Plus de 600 arrestations parmi les jeunes manifestants en colère

Alors que de nombreuses villes de Tunisie sont en proie à des émeutes nocturnes, le ministère de l’Intérieur a annoncé l’arrestation de plus de 600 personnes. La Tunisie est touché par une crise économique et sociale inédite.

Plus de 600 personnes ont été arrêtées, a indiqué le ministère de l’Intérieur lundi 18 janvier, après une troisième nuit d’émeutes dans de nombreuses villes du pays, où la police déployée pour imposer un couvre-feu a été prise pour cible par des jeunes. Des troubles ont éclaté dans des quartiers marginalisés frappés de plein fouet par une crise économique inédite, au lendemain du dixième anniversaire de la chute du président Zine El Abidine Ben Ali, le 14 janvier 2011.

Ces troubles coïncident avec un confinement général de quatre jours qui s’est achevé dimanche 17 janvier, pour tenter d’endiguer une flambée de cas de Covid-19, assorti d’un couvre-feu à partir de 16h00.

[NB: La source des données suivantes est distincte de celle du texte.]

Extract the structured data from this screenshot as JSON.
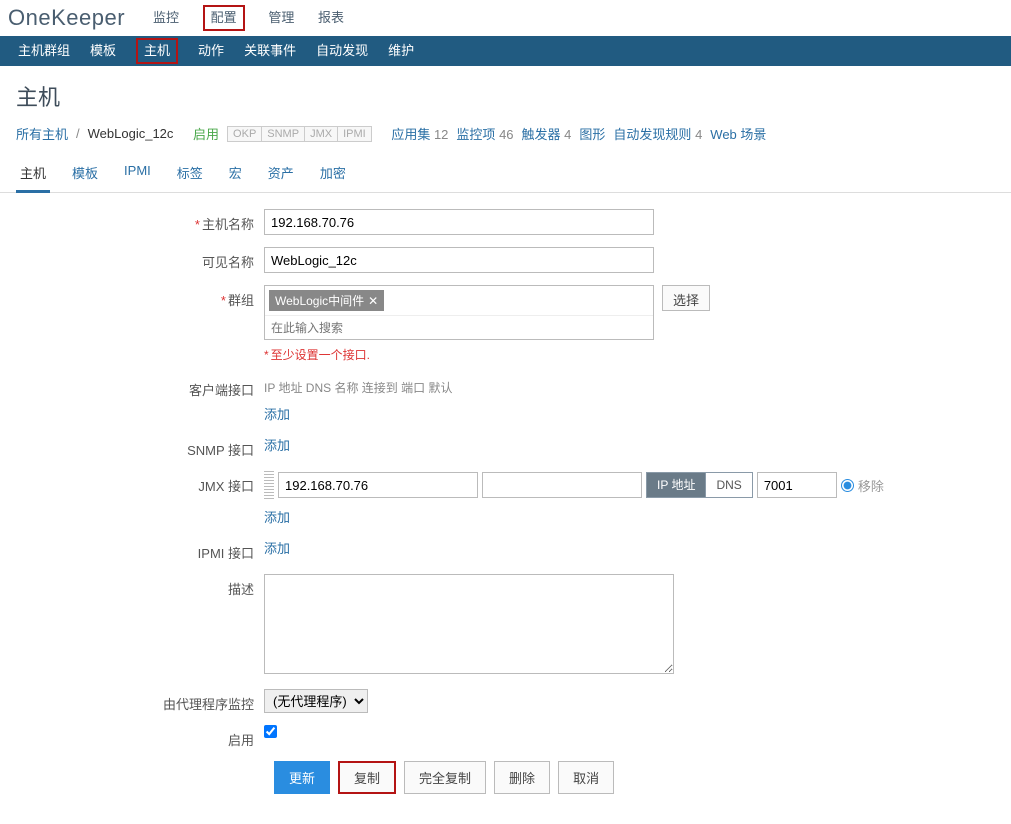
{
  "brand": "OneKeeper",
  "topnav": {
    "monitor": "监控",
    "config": "配置",
    "manage": "管理",
    "report": "报表"
  },
  "subnav": {
    "hostgroup": "主机群组",
    "template": "模板",
    "host": "主机",
    "action": "动作",
    "event": "关联事件",
    "discovery": "自动发现",
    "maintain": "维护"
  },
  "page_title": "主机",
  "crumbs": {
    "all_hosts": "所有主机",
    "host": "WebLogic_12c",
    "enabled": "启用",
    "tags": [
      "OKP",
      "SNMP",
      "JMX",
      "IPMI"
    ],
    "apps": "应用集",
    "apps_n": "12",
    "items": "监控项",
    "items_n": "46",
    "triggers": "触发器",
    "triggers_n": "4",
    "graphs": "图形",
    "disc": "自动发现规则",
    "disc_n": "4",
    "web": "Web 场景"
  },
  "tabs": {
    "host": "主机",
    "template": "模板",
    "ipmi": "IPMI",
    "tag": "标签",
    "macro": "宏",
    "asset": "资产",
    "encrypt": "加密"
  },
  "labels": {
    "hostname": "主机名称",
    "visible": "可见名称",
    "groups": "群组",
    "group_chip": "WebLogic中间件",
    "group_search_ph": "在此输入搜索",
    "select": "选择",
    "iface_note": "至少设置一个接口.",
    "client_iface": "客户端接口",
    "iface_headers": "IP 地址 DNS 名称 连接到 端口 默认",
    "add": "添加",
    "snmp_iface": "SNMP 接口",
    "jmx_iface": "JMX 接口",
    "ipmi_iface": "IPMI 接口",
    "desc": "描述",
    "proxy": "由代理程序监控",
    "enable": "启用",
    "remove": "移除",
    "ip_seg": "IP 地址",
    "dns_seg": "DNS"
  },
  "values": {
    "hostname": "192.168.70.76",
    "visible": "WebLogic_12c",
    "jmx_ip": "192.168.70.76",
    "jmx_dns": "",
    "jmx_port": "7001",
    "proxy_option": "(无代理程序)"
  },
  "buttons": {
    "update": "更新",
    "clone": "复制",
    "fullclone": "完全复制",
    "delete": "删除",
    "cancel": "取消"
  }
}
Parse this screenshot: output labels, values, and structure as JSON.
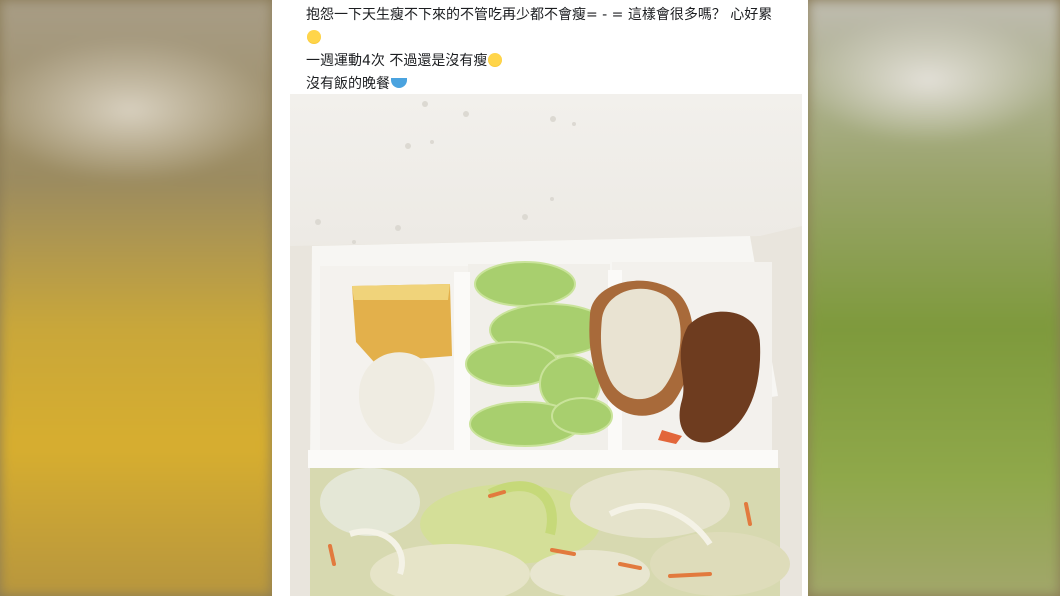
{
  "post": {
    "caption_line1": "抱怨一下天生瘦不下來的不管吃再少都不會瘦= - = 這樣會很多嗎？ 心好累",
    "caption_line2": "一週運動4次 不過還是沒有瘦",
    "caption_line3": "沒有飯的晚餐",
    "emoji_1": "crying-face-icon",
    "emoji_2": "laughing-tears-icon",
    "emoji_3": "bowl-icon"
  },
  "colors": {
    "background_left": "#c9a73a",
    "background_right": "#7e9a3c",
    "post_bg": "#ffffff",
    "text": "#1c1e21"
  }
}
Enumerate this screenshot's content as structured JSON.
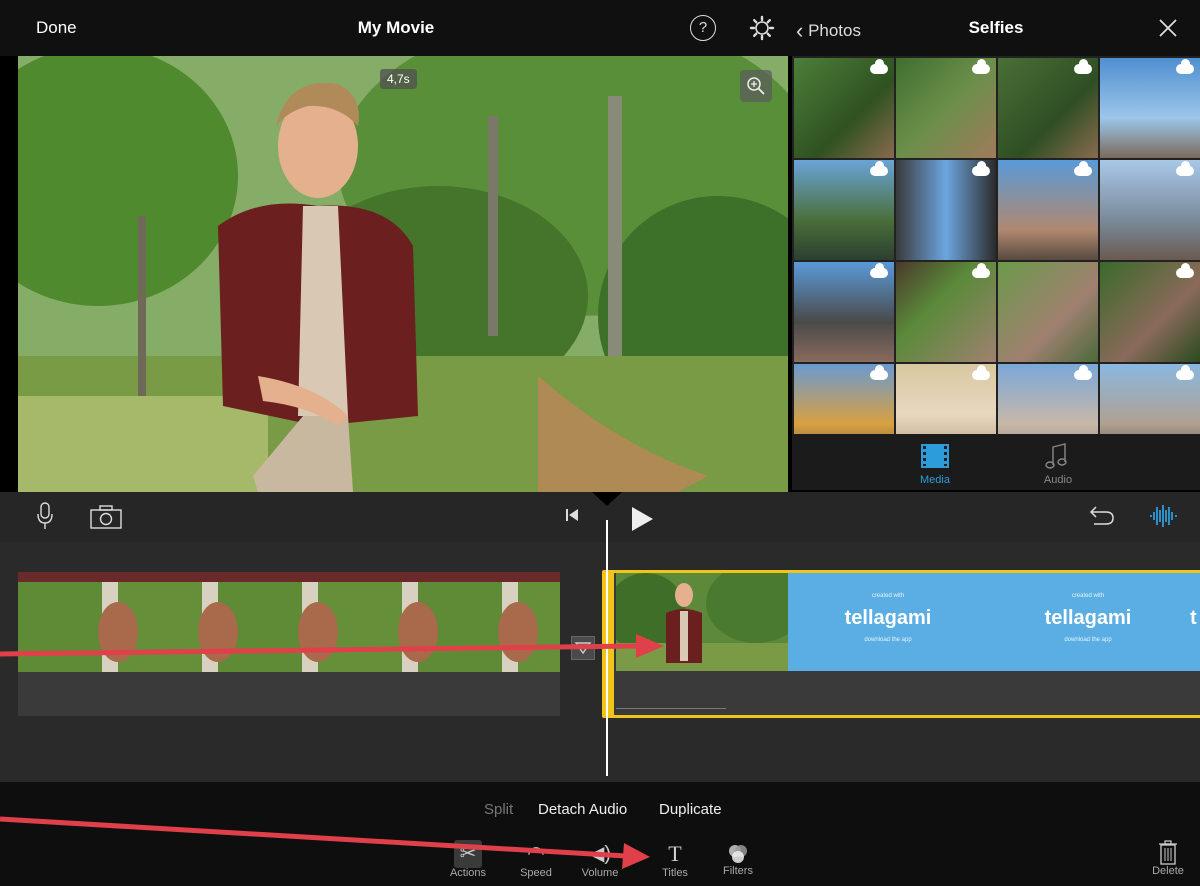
{
  "editor": {
    "done_label": "Done",
    "title": "My Movie",
    "help_label": "?",
    "clip_duration": "4,7s"
  },
  "photos": {
    "back_label": "Photos",
    "album_title": "Selfies",
    "tabs": [
      {
        "label": "Media",
        "active": true
      },
      {
        "label": "Audio",
        "active": false
      }
    ]
  },
  "timeline": {
    "tellagami_tiles": [
      {
        "top_text": "created with",
        "logo": "tellagami",
        "bottom_text": "download the app"
      },
      {
        "top_text": "created with",
        "logo": "tellagami",
        "bottom_text": "download the app"
      }
    ],
    "partial_tile_letter": "t"
  },
  "actions": {
    "split_label": "Split",
    "detach_audio_label": "Detach Audio",
    "duplicate_label": "Duplicate"
  },
  "toolbar": {
    "tools": [
      {
        "label": "Actions",
        "icon": "scissors-icon"
      },
      {
        "label": "Speed",
        "icon": "speed-icon"
      },
      {
        "label": "Volume",
        "icon": "volume-icon"
      },
      {
        "label": "Titles",
        "icon": "titles-icon"
      },
      {
        "label": "Filters",
        "icon": "filters-icon"
      }
    ],
    "delete_label": "Delete"
  },
  "colors": {
    "accent": "#2d9cdb",
    "selection": "#f0c419",
    "annotation_arrow": "#e0404a",
    "tellagami_blue": "#5aaee3"
  }
}
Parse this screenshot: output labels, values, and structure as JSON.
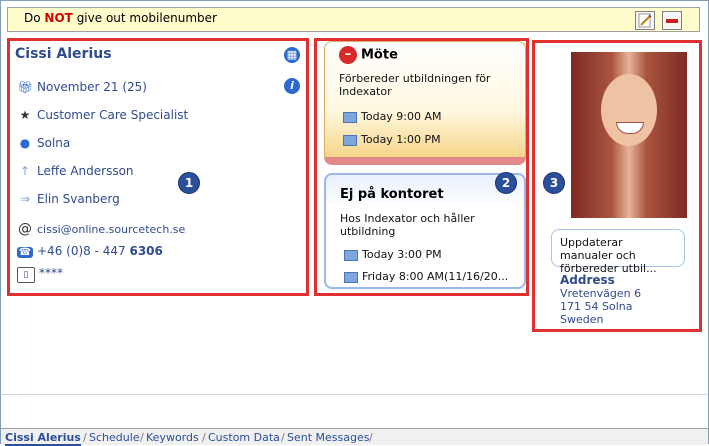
{
  "note": {
    "text_prefix": "Do",
    "text_emph": "NOT",
    "text_suffix": "give out mobilenumber",
    "edit_icon": "pencil-icon",
    "delete_icon": "delete-icon"
  },
  "contact": {
    "name": "Cissi Alerius",
    "birthday": "November 21 (25)",
    "title": "Customer Care Specialist",
    "location": "Solna",
    "manager": "Leffe Andersson",
    "substitute": "Elin Svanberg",
    "email": "cissi@online.sourcetech.se",
    "phone_prefix": "+46 (0)8 - 447",
    "phone_ext": "6306",
    "mobile": "****",
    "icons": {
      "birthday": "gift-icon",
      "title": "star-icon",
      "location": "map-pin-icon",
      "manager": "arrow-up-icon",
      "substitute": "arrow-right-icon",
      "email": "at-icon",
      "phone": "phone-icon",
      "mobile": "mobile-icon"
    }
  },
  "callouts": {
    "one": "1",
    "two": "2",
    "three": "3"
  },
  "calendar": [
    {
      "title": "Möte",
      "icon": "no-entry-icon",
      "description": "Förbereder utbildningen för Indexator",
      "start": "Today 9:00 AM",
      "end": "Today 1:00 PM"
    },
    {
      "title": "Ej på kontoret",
      "description": "Hos Indexator och håller utbildning",
      "start": "Today 3:00 PM",
      "end": "Friday 8:00 AM(11/16/20..."
    }
  ],
  "profile": {
    "status": "Uppdaterar manualer och förbereder utbil...",
    "address_label": "Address",
    "street": "Vretenvägen 6",
    "postal": "171 54 Solna",
    "country": "Sweden"
  },
  "tabs": [
    "Cissi Alerius",
    "Schedule",
    "Keywords",
    "Custom Data",
    "Sent Messages"
  ],
  "colors": {
    "accent": "#2f4b8c",
    "highlight": "#e03030",
    "note_bg": "#fffccc"
  }
}
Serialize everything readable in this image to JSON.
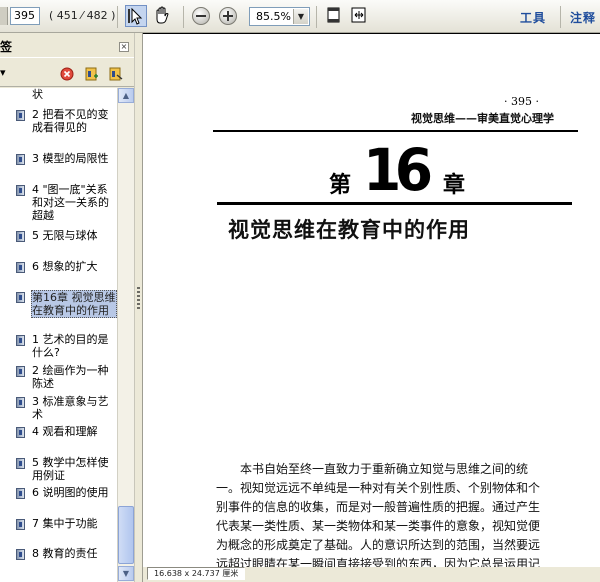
{
  "toolbar": {
    "page_input_value": "395",
    "page_count": "( 451 ⁄ 482 )",
    "zoom_value": "85.5%",
    "tools_label": "工具",
    "comment_label": "注释"
  },
  "panel": {
    "title": "签",
    "options_label": "▾",
    "bookmarks": [
      {
        "label": "状"
      },
      {
        "label": "2 把看不见的变成看得见的"
      },
      {
        "label": "3 模型的局限性"
      },
      {
        "label": "4 \"图一底\"关系和对这一关系的超越"
      },
      {
        "label": "5 无限与球体"
      },
      {
        "label": "6 想象的扩大"
      },
      {
        "label": "第16章 视觉思维在教育中的作用"
      },
      {
        "label": "1 艺术的目的是什么?"
      },
      {
        "label": "2 绘画作为一种陈述"
      },
      {
        "label": "3 标准意象与艺术"
      },
      {
        "label": "4 观看和理解"
      },
      {
        "label": "5 教学中怎样使用例证"
      },
      {
        "label": "6 说明图的使用"
      },
      {
        "label": "7 集中于功能"
      },
      {
        "label": "8 教育的责任"
      }
    ]
  },
  "document": {
    "page_number": "· 395 ·",
    "running_head": "视觉思维——审美直觉心理学",
    "chapter_prefix": "第",
    "chapter_number": "16",
    "chapter_suffix": "章",
    "chapter_title": "视觉思维在教育中的作用",
    "body_lines": [
      "　　本书自始至终一直致力于重新确立知觉与思维之间的统",
      "一。视知觉远远不单纯是一种对有关个别性质、个别物体和个",
      "别事件的信息的收集，而是对一般普遍性质的把握。通过产生",
      "代表某一类性质、某一类物体和某一类事件的意象，视知觉便",
      "为概念的形成奠定了基础。人的意识所达到的范围，当然要远",
      "远超过眼睛在某一瞬间直接接受到的东西，因为它总是运用记"
    ]
  },
  "status": {
    "page_size": "16.638 x 24.737 厘米"
  }
}
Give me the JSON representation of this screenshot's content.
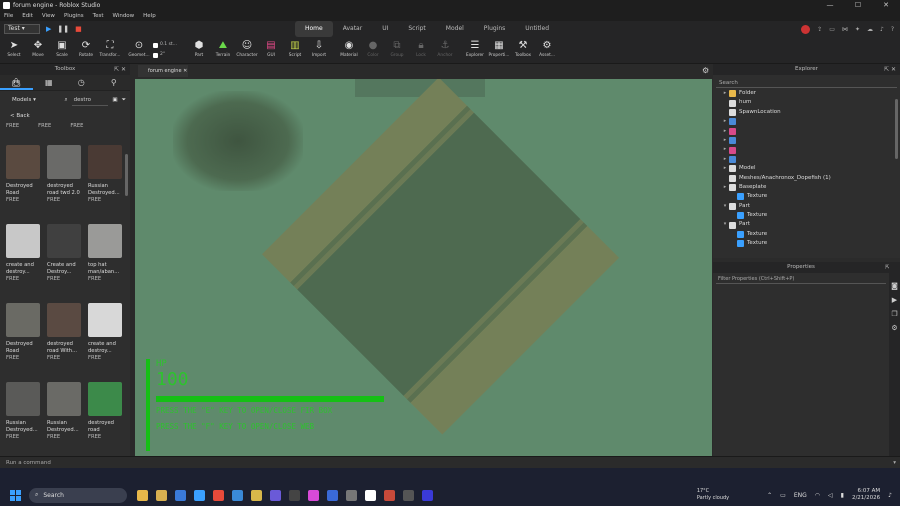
{
  "window": {
    "title": "forum engine - Roblox Studio",
    "controls": [
      "—",
      "☐",
      "✕"
    ]
  },
  "menu": [
    "File",
    "Edit",
    "View",
    "Plugins",
    "Test",
    "Window",
    "Help"
  ],
  "ribbon": {
    "mode": "Test",
    "tabs": [
      "Home",
      "Avatar",
      "UI",
      "Script",
      "Model",
      "Plugins",
      "Untitled"
    ],
    "active_tab": "Home"
  },
  "toolbar": {
    "tools": [
      {
        "label": "Select",
        "icon": "cursor-icon"
      },
      {
        "label": "Move",
        "icon": "move-icon"
      },
      {
        "label": "Scale",
        "icon": "scale-icon"
      },
      {
        "label": "Rotate",
        "icon": "rotate-icon"
      },
      {
        "label": "Transfor...",
        "icon": "transform-icon"
      }
    ],
    "geometry_label": "Geomet...",
    "grid_move": "0.1 st...",
    "grid_rotate": "2°",
    "tools2": [
      {
        "label": "Part",
        "icon": "part-icon"
      },
      {
        "label": "Terrain",
        "icon": "terrain-icon"
      },
      {
        "label": "Character",
        "icon": "character-icon"
      },
      {
        "label": "GUI",
        "icon": "gui-icon"
      },
      {
        "label": "Script",
        "icon": "script-icon"
      },
      {
        "label": "Import",
        "icon": "import-icon"
      },
      {
        "label": "Material",
        "icon": "material-icon"
      },
      {
        "label": "Color",
        "icon": "color-icon"
      },
      {
        "label": "Group",
        "icon": "group-icon"
      },
      {
        "label": "Lock",
        "icon": "lock-icon"
      },
      {
        "label": "Anchor",
        "icon": "anchor-icon"
      },
      {
        "label": "Explorer",
        "icon": "explorer-icon"
      },
      {
        "label": "Properti...",
        "icon": "properties-icon"
      },
      {
        "label": "Toolbox",
        "icon": "toolbox-icon"
      },
      {
        "label": "Asset...",
        "icon": "asset-icon"
      }
    ]
  },
  "toolbox": {
    "title": "Toolbox",
    "category": "Models",
    "search": "destro",
    "back_label": "< Back",
    "top_free": [
      "FREE",
      "FREE",
      "FREE"
    ],
    "items": [
      {
        "name": "Destroyed Road",
        "price": "FREE",
        "color": "#5a4a40"
      },
      {
        "name": "destroyed road twd 2.0",
        "price": "FREE",
        "color": "#6a6a68"
      },
      {
        "name": "Russian Destroyed...",
        "price": "FREE",
        "color": "#4a3a34"
      },
      {
        "name": "create and destroy...",
        "price": "FREE",
        "color": "#c8c8c8"
      },
      {
        "name": "Create and Destroy...",
        "price": "FREE",
        "color": "#404040"
      },
      {
        "name": "top hat man/aban...",
        "price": "FREE",
        "color": "#9a9a98"
      },
      {
        "name": "Destroyed Road",
        "price": "FREE",
        "color": "#6a6a64"
      },
      {
        "name": "destroyed road With...",
        "price": "FREE",
        "color": "#5a4a42"
      },
      {
        "name": "create and destroy...",
        "price": "FREE",
        "color": "#d8d8d8"
      },
      {
        "name": "Russian Destroyed...",
        "price": "FREE",
        "color": "#5a5a58"
      },
      {
        "name": "Russian Destroyed...",
        "price": "FREE",
        "color": "#6a6a66"
      },
      {
        "name": "destroyed road",
        "price": "FREE",
        "color": "#3c8a4a"
      }
    ]
  },
  "viewport": {
    "tab": "forum engine",
    "hud": {
      "hp_label": "HP",
      "hp_value": "100",
      "line1": "PRESS THE \"E\" KEY TO OPEN/CLOSE FIR BOX",
      "line2": "PRESS THE \"F\" KEY TO OPEN/CLOSE WEB"
    }
  },
  "explorer": {
    "title": "Explorer",
    "search_placeholder": "Search",
    "rows": [
      {
        "label": "Folder",
        "indent": 1,
        "arrow": "▸",
        "color": "#e8b84a"
      },
      {
        "label": "hum",
        "indent": 1,
        "arrow": "",
        "color": "#ddd"
      },
      {
        "label": "SpawnLocation",
        "indent": 1,
        "arrow": "",
        "color": "#ddd"
      },
      {
        "label": "",
        "indent": 1,
        "arrow": "▸",
        "color": "#4a8ad8"
      },
      {
        "label": "",
        "indent": 1,
        "arrow": "▸",
        "color": "#d84a8a"
      },
      {
        "label": "",
        "indent": 1,
        "arrow": "▸",
        "color": "#4a8ad8"
      },
      {
        "label": "",
        "indent": 1,
        "arrow": "▸",
        "color": "#d84a8a"
      },
      {
        "label": "",
        "indent": 1,
        "arrow": "▸",
        "color": "#4a8ad8"
      },
      {
        "label": "Model",
        "indent": 1,
        "arrow": "▸",
        "color": "#ddd"
      },
      {
        "label": "Meshes/Anachronox_Dopefish (1)",
        "indent": 1,
        "arrow": "",
        "color": "#ddd"
      },
      {
        "label": "Baseplate",
        "indent": 1,
        "arrow": "▸",
        "color": "#ddd"
      },
      {
        "label": "Texture",
        "indent": 2,
        "arrow": "",
        "color": "#3aa0ff"
      },
      {
        "label": "Part",
        "indent": 1,
        "arrow": "▾",
        "color": "#ddd"
      },
      {
        "label": "Texture",
        "indent": 2,
        "arrow": "",
        "color": "#3aa0ff"
      },
      {
        "label": "Part",
        "indent": 1,
        "arrow": "▾",
        "color": "#ddd"
      },
      {
        "label": "Texture",
        "indent": 2,
        "arrow": "",
        "color": "#3aa0ff"
      },
      {
        "label": "Texture",
        "indent": 2,
        "arrow": "",
        "color": "#3aa0ff"
      }
    ]
  },
  "properties": {
    "title": "Properties",
    "filter_placeholder": "Filter Properties (Ctrl+Shift+P)"
  },
  "command_bar": {
    "placeholder": "Run a command"
  },
  "taskbar": {
    "search_label": "Search",
    "weather_temp": "17°C",
    "weather_text": "Partly cloudy",
    "lang": "ENG",
    "time": "6:07 AM",
    "date": "2/21/2026",
    "apps": [
      "#e8b84a",
      "#d8b050",
      "#3a7ad8",
      "#3aa0ff",
      "#e84a3a",
      "#3a8ad8",
      "#d8b84a",
      "#6a5ad8",
      "#444",
      "#d84ad8",
      "#3a6ad8",
      "#777",
      "#fff",
      "#c84a3a",
      "#555",
      "#3a3ad8"
    ]
  }
}
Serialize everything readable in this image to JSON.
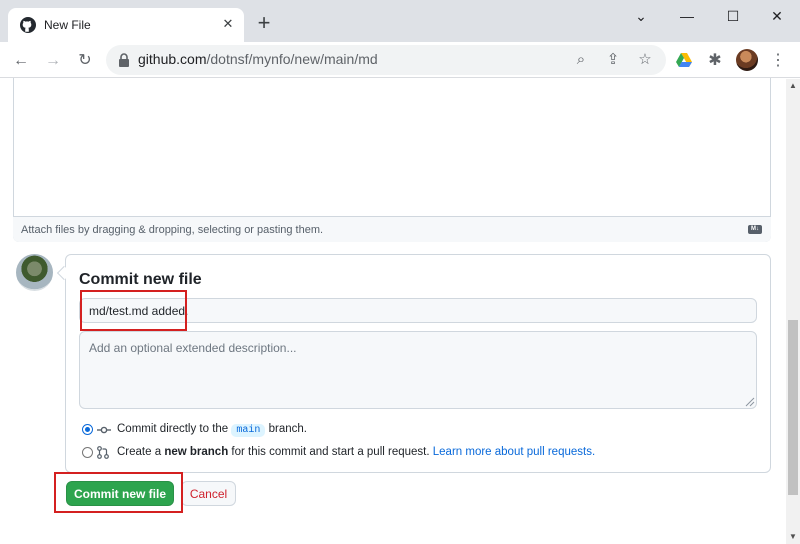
{
  "browser": {
    "tab_title": "New File",
    "url_host": "github.com",
    "url_path": "/dotnsf/mynfo/new/main/md"
  },
  "editor": {
    "attach_hint": "Attach files by dragging & dropping, selecting or pasting them.",
    "md_badge": "M↓"
  },
  "commit": {
    "title": "Commit new file",
    "summary_value": "md/test.md added.",
    "description_placeholder": "Add an optional extended description...",
    "option_direct": {
      "prefix": "Commit directly to the",
      "branch": "main",
      "suffix": "branch.",
      "selected": true
    },
    "option_new_branch": {
      "prefix": "Create a",
      "bold": "new branch",
      "middle": "for this commit and start a pull request.",
      "link": "Learn more about pull requests.",
      "selected": false
    },
    "submit_label": "Commit new file",
    "cancel_label": "Cancel"
  },
  "colors": {
    "primary_button": "#2da44e",
    "cancel_text": "#cf222e",
    "link": "#0969da",
    "highlight_box": "#d42020"
  }
}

Le porte-parole du ministère de l’Intérieur Khaled Hayouni a fait état de 632 arrestations, évoquant des groupes de personnes de 15 à 25 ans qui ont «brûlé des pneus et des poubelles afin d’entraver les mouvements des forces de sécurité». Dimanche 17 janvier, pour la troisième nuit consécutive, la police prise pour cible à coups de pierres et d’autres a rétorqué à coups de gaz lacrymogènes dans plusieurs localités, dont le vaste quartier populaire d’Ettadhamen en périphérie de la capitale Tunis.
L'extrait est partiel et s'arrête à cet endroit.